天空橋が降りる夜

「ああ、そうだった。来る前に君に預けていたんだった」

 どうして忘れてしまっていたんだろう、とデイビーは不思議に思いながら、それを青年から受け取った。

 だってデイビーは、彼の事をよく知っているのだ。彼もまた、デイビーの事をよく知っている。二人は笑い合うと、合図があったわけでもなく同時に夜空を見上げた。

 空一面が、すでに厚い雲で覆われていたがデイビーは驚かなかった。

「天空橋がようやく、やって来るね」

 彼は青年に向かってそう声を投げながら、頭上に広がっていく羊の毛のような雲が続く天を仰いだ。嫌な感じもしないその雲は、もこもこと厚みを増して集まって来る。

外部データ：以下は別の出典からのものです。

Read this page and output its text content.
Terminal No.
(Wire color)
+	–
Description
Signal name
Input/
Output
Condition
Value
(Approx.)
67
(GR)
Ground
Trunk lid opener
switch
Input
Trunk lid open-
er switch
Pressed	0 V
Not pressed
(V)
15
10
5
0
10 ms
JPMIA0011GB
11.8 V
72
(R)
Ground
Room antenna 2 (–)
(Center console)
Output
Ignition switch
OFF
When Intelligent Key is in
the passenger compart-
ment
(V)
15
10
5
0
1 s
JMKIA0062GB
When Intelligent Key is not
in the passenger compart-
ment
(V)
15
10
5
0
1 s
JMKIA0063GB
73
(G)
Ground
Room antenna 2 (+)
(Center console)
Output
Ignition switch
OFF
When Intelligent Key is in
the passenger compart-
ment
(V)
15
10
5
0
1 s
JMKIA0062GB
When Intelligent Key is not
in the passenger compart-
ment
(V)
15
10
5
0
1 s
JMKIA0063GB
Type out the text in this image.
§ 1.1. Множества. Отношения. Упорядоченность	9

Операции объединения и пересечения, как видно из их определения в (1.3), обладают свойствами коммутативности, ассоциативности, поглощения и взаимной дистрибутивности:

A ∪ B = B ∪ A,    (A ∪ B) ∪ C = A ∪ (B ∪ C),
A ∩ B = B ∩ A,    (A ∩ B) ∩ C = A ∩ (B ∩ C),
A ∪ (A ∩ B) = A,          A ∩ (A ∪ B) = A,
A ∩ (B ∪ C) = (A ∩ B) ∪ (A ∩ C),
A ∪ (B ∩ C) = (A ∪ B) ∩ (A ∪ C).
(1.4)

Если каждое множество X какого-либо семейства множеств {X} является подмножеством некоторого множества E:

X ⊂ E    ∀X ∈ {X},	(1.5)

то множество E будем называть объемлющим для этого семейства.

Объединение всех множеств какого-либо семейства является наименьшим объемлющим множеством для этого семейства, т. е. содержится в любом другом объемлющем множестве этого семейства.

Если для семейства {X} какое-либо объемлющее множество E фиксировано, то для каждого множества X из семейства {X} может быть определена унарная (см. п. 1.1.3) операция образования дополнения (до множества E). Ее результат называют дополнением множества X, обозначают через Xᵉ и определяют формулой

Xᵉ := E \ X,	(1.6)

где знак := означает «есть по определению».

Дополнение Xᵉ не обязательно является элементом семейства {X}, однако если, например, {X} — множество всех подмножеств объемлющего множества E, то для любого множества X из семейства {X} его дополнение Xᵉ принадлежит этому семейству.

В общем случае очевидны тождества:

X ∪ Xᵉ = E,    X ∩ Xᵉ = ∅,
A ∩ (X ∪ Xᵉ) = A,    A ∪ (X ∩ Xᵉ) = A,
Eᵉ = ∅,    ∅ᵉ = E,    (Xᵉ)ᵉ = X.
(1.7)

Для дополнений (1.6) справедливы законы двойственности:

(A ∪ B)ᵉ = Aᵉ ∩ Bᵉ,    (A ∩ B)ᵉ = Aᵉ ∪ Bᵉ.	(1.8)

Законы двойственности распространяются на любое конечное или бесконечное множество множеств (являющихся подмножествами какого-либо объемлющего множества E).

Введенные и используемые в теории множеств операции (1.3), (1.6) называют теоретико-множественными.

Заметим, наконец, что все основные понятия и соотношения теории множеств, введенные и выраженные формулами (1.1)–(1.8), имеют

 とうとう、もこもことした真っ白い雲が空一面を厚く覆った。白くて明るいので、デイビーはまるで夜を感じなかった。そよぐ風がぴたりと止まったのを合図に、彼は一つ頷く。

「そろそろ来るね。両手を使うのだから、これはポケットにしまわなければ」

 そう呟いて、水袋の膨らんでいる底部分からポケットに押し込んだ。大きめの袋は、ズボンの後ろポケットに、落ちてしまわないようにしっかりと両手で詰め込む。前にも一度、こうして入れたので、デイビーの手付きは随分と慣れたものだった。